6 🧪 Hypothesis Testing Fundamentals
This chapter introduces the fundamental concepts of hypothesis testing, covering alternative hypothesis testing, p-value calculation, and hypothesis testing with null hypothesis.
6.1 Learning Objectives
By the end of this chapter, you will be able to:
- Understand the concept of hypothesis testing
- Formulate null and alternative hypotheses
- Calculate and interpret p-values
- Perform hypothesis tests on averages
- Make statistical decisions based on test results
6.2 Introduction to Hypothesis Testing
Hypothesis testing is a statistical method used to make decisions about population parameters based on sample data. It involves:
- Formulating hypotheses: Stating a null hypothesis (H₀) and an alternative hypothesis (H₁)
- Collecting data: Gathering sample data relevant to the hypothesis
- Calculating test statistics: Computing appropriate test statistics
- Making decisions: Comparing test statistics to critical values or p-values
6.3 Null and Alternative Hypotheses
6.3.1 Null Hypothesis (H₀)
The null hypothesis represents the status quo or the claim we want to test. It typically states that there is no effect, no difference, or no relationship.
Examples: - H₀: μ = 50 (population mean equals 50) - H₀: μ₁ = μ₂ (two population means are equal) - H₀: ρ = 0 (no correlation between variables)
6.4 P-values and Statistical Significance
6.4.1 What is a P-value?
The p-value is the probability of observing a test statistic as extreme as, or more extreme than, the one calculated from the sample data, assuming the null hypothesis is true.
6.5 Hypothesis Testing on Averages
6.5.1 One-Sample t-test
Used to test whether a population mean differs from a specified value.
Assumptions: - Data is normally distributed (or large sample size) - Observations are independent - Random sampling
Test Statistic:
t = (x̄ - μ₀) / (s/√n)
Where: - x̄ = sample mean - μ₀ = hypothesized population mean - s = sample standard deviation - n = sample size
6.6 Practical Example
Let’s work through a practical example using R:
# Load required packages
library(tidyverse)
# Example: Testing if a new teaching method improves test scores
# H₀: μ_new = μ_old (no difference in means)
# H₁: μ_new > μ_old (new method is better)
# Sample data
old_method <- c(65, 70, 68, 72, 69, 71, 67, 73, 70, 68)
new_method <- c(72, 75, 78, 74, 76, 79, 73, 77, 75, 74)
# Perform two-sample t-test
t_test_result <- t.test(new_method, old_method, alternative = "greater")
print(t_test_result)
# Extract p-value
p_value <- t_test_result$p.value
cat("P-value:", p_value, "\n")
# Make decision
if (p_value < 0.05) {
cat("Reject H₀: New method significantly improves scores\n")
} else {
cat("Fail to reject H₀: No significant improvement\n")

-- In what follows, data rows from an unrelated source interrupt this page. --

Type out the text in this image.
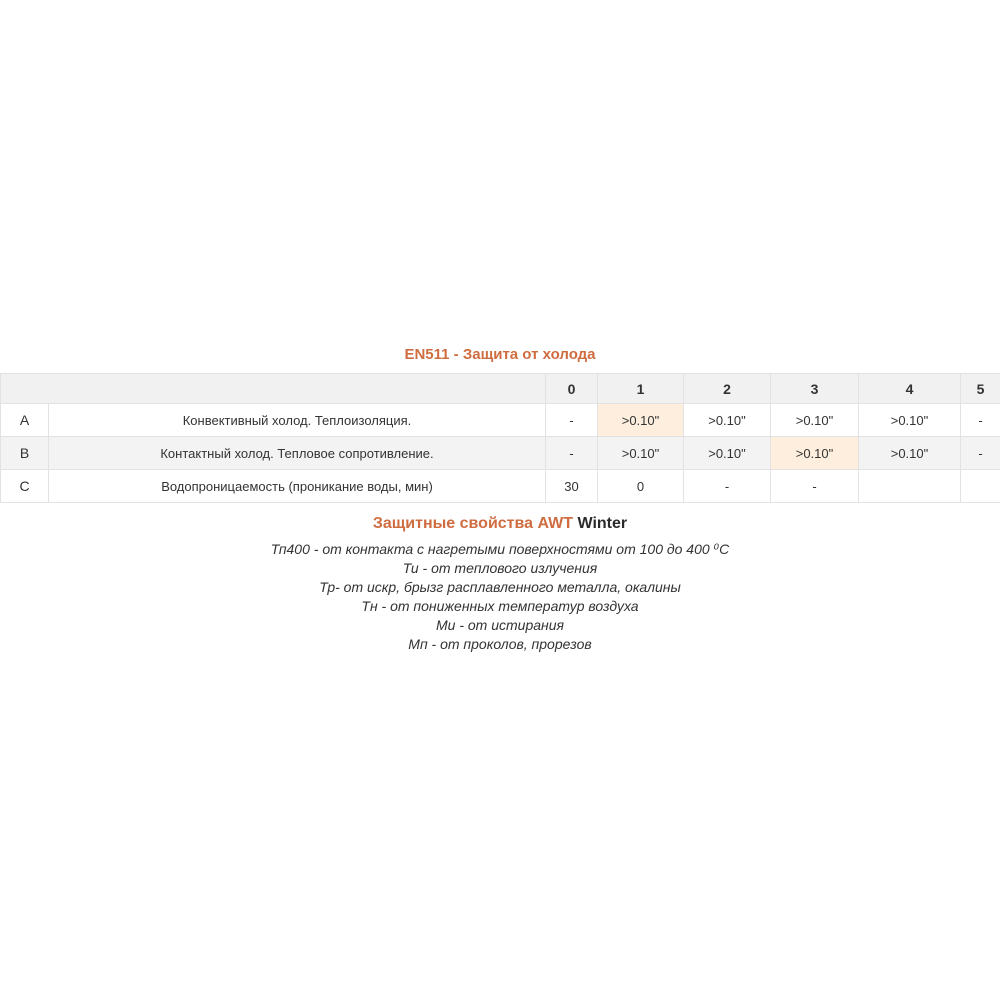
EN511 - Защита от холода
		0	1	2	3	4	5
A	Конвективный холод. Теплоизоляция.	-	>0.10"	>0.10"	>0.10"	>0.10"	-
B	Контактный холод. Тепловое сопротивление.	-	>0.10"	>0.10"	>0.10"	>0.10"	-
C	Водопроницаемость (проникание воды, мин)	30	0	-	-		
Защитные свойства AWT Winter
Тп400 - от контакта с нагретыми поверхностями от 100 до 400 ⁰С
Ти - от теплового излучения
Тр- от искр, брызг расплавленного металла, окалины
Тн - от пониженных температур воздуха
Ми - от истирания
Мп - от проколов, прорезов
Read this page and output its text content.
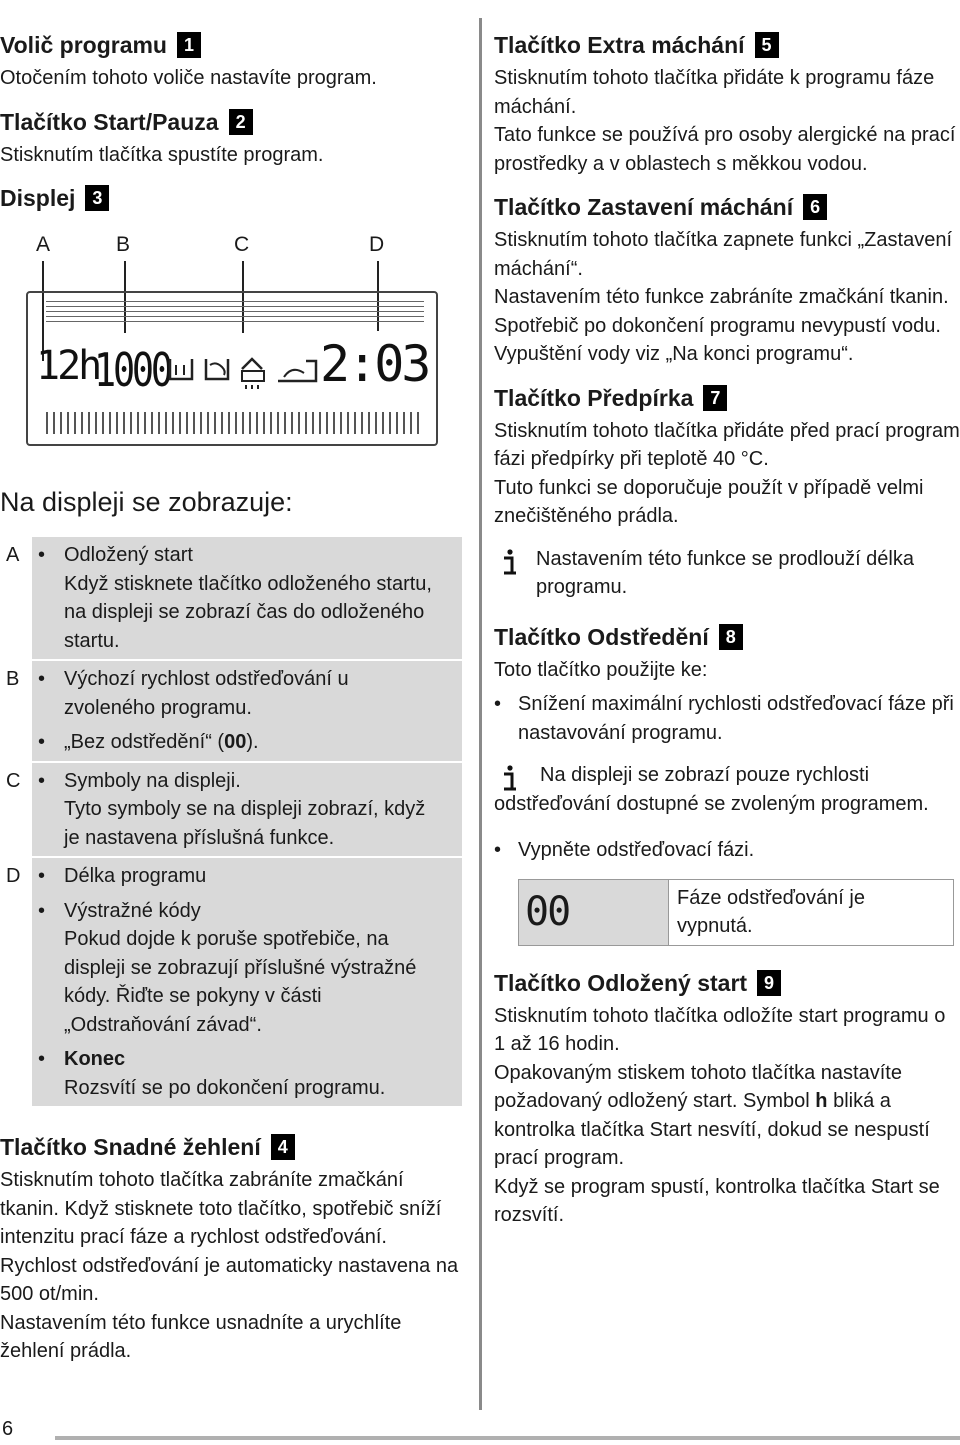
Volič programu 1

Otočením tohoto voliče nastavíte program.

Tlačítko Start/Pauza 2

Stisknutím tlačítka spustíte program.

Displej 3
A	B	C	D
12h
1000	2:03
Na displeji se zobrazuje:
A • Odložený start
Když stisknete tlačítko odloženého startu, na displeji se zobrazí čas do odloženého startu.
B • Výchozí rychlost odstřeďování u zvoleného programu.
• „Bez odstředění“ (00).
C • Symboly na displeji.
Tyto symboly se na displeji zobrazí, když je nastavena příslušná funkce.
D • Délka programu
• Výstražné kódy
Pokud dojde k poruše spotřebiče, na displeji se zobrazují příslušné výstražné kódy. Řiďte se pokyny v části „Odstraňování závad“.
• Konec
Rozsvítí se po dokončení programu.
Tlačítko Snadné žehlení 4

Stisknutím tohoto tlačítka zabráníte zmačkání tkanin. Když stisknete toto tlačítko, spotřebič sníží intenzitu prací fáze a rychlost odstřeďování.

Rychlost odstřeďování je automaticky nastavena na 500 ot/min.

Nastavením této funkce usnadníte a urychlíte žehlení prádla.

Tlačítko Extra máchání 5

Stisknutím tohoto tlačítka přidáte k programu fáze máchání.

Tato funkce se používá pro osoby alergické na prací prostředky a v oblastech s měkkou vodou.

Tlačítko Zastavení máchání 6

Stisknutím tohoto tlačítka zapnete funkci „Zastavení máchání“.

Nastavením této funkce zabráníte zmačkání tkanin.

Spotřebič po dokončení programu nevypustí vodu.

Vypuštění vody viz „Na konci programu“.

Tlačítko Předpírka 7

Stisknutím tohoto tlačítka přidáte před prací program fázi předpírky při teplotě 40 °C.

Tuto funkci se doporučuje použít v případě velmi znečištěného prádla.

Nastavením této funkce se prodlouží délka programu.

Tlačítko Odstředění 8

Toto tlačítko použijte ke:

• Snížení maximální rychlosti odstřeďovací fáze při nastavování programu.

Na displeji se zobrazí pouze rychlosti odstřeďování dostupné se zvoleným programem.

• Vypněte odstřeďovací fázi.
00	Fáze odstřeďování je vypnutá.
Tlačítko Odložený start 9

Stisknutím tohoto tlačítka odložíte start programu o 1 až 16 hodin.

Opakovaným stiskem tohoto tlačítka nastavíte požadovaný odložený start. Symbol h bliká a kontrolka tlačítka Start nesvítí, dokud se nespustí prací program.

Když se program spustí, kontrolka tlačítka Start se rozsvítí.

6
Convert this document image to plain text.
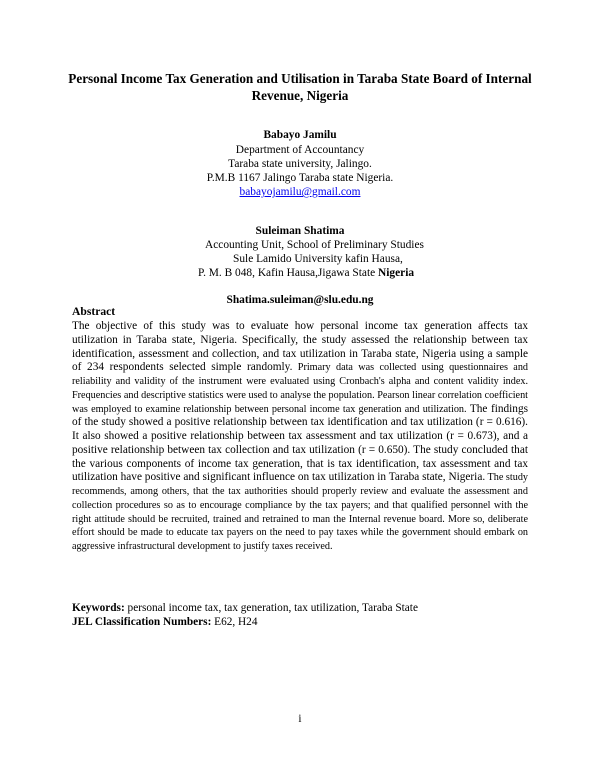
Personal Income Tax Generation and Utilisation in Taraba State Board of Internal Revenue, Nigeria
Babayo Jamilu
Department of Accountancy
Taraba state university, Jalingo.
P.M.B 1167 Jalingo Taraba state Nigeria.
babayojamilu@gmail.com
Suleiman Shatima
Accounting Unit, School of Preliminary Studies
Sule Lamido University kafin Hausa,
P. M. B 048, Kafin Hausa,Jigawa State Nigeria
Shatima.suleiman@slu.edu.ng
Abstract
The objective of this study was to evaluate how personal income tax generation affects tax utilization in Taraba state, Nigeria. Specifically, the study assessed the relationship between tax identification, assessment and collection, and tax utilization in Taraba state, Nigeria using a sample of 234 respondents selected simple randomly. Primary data was collected using questionnaires and reliability and validity of the instrument were evaluated using Cronbach's alpha and content validity index. Frequencies and descriptive statistics were used to analyse the population. Pearson linear correlation coefficient was employed to examine relationship between personal income tax generation and utilization. The findings of the study showed a positive relationship between tax identification and tax utilization (r = 0.616). It also showed a positive relationship between tax assessment and tax utilization (r = 0.673), and a positive relationship between tax collection and tax utilization (r = 0.650). The study concluded that the various components of income tax generation, that is tax identification, tax assessment and tax utilization have positive and significant influence on tax utilization in Taraba state, Nigeria. The study recommends, among others, that the tax authorities should properly review and evaluate the assessment and collection procedures so as to encourage compliance by the tax payers; and that qualified personnel with the right attitude should be recruited, trained and retrained to man the Internal revenue board. More so, deliberate effort should be made to educate tax payers on the need to pay taxes while the government should embark on aggressive infrastructural development to justify taxes received.
Keywords: personal income tax, tax generation, tax utilization, Taraba State
JEL Classification Numbers: E62, H24
i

}6.7 Type I and Type II Errors
6.7.1 Type I Error (α)
- Definition: Rejecting H₀ when it’s actually true
- Probability: α (significance level, typically 0.05)
- Consequence: False positive
6.8 Best Practices
- State hypotheses clearly before collecting data
- Choose appropriate significance level (usually α = 0.05)
- Check assumptions before performing tests
- Report effect sizes along with p-values
- Avoid p-hacking (don’t change hypotheses after seeing results)
- Consider multiple comparisons when testing many hypotheses
6.9 Summary
Hypothesis testing is a powerful statistical tool for making data-driven decisions. Key points to remember:
- Always formulate clear null and alternative hypotheses
- Understand what p-values represent and don’t represent
- Consider both statistical and practical significance
- Be aware of Type I and Type II errors
- Follow best practices to ensure valid results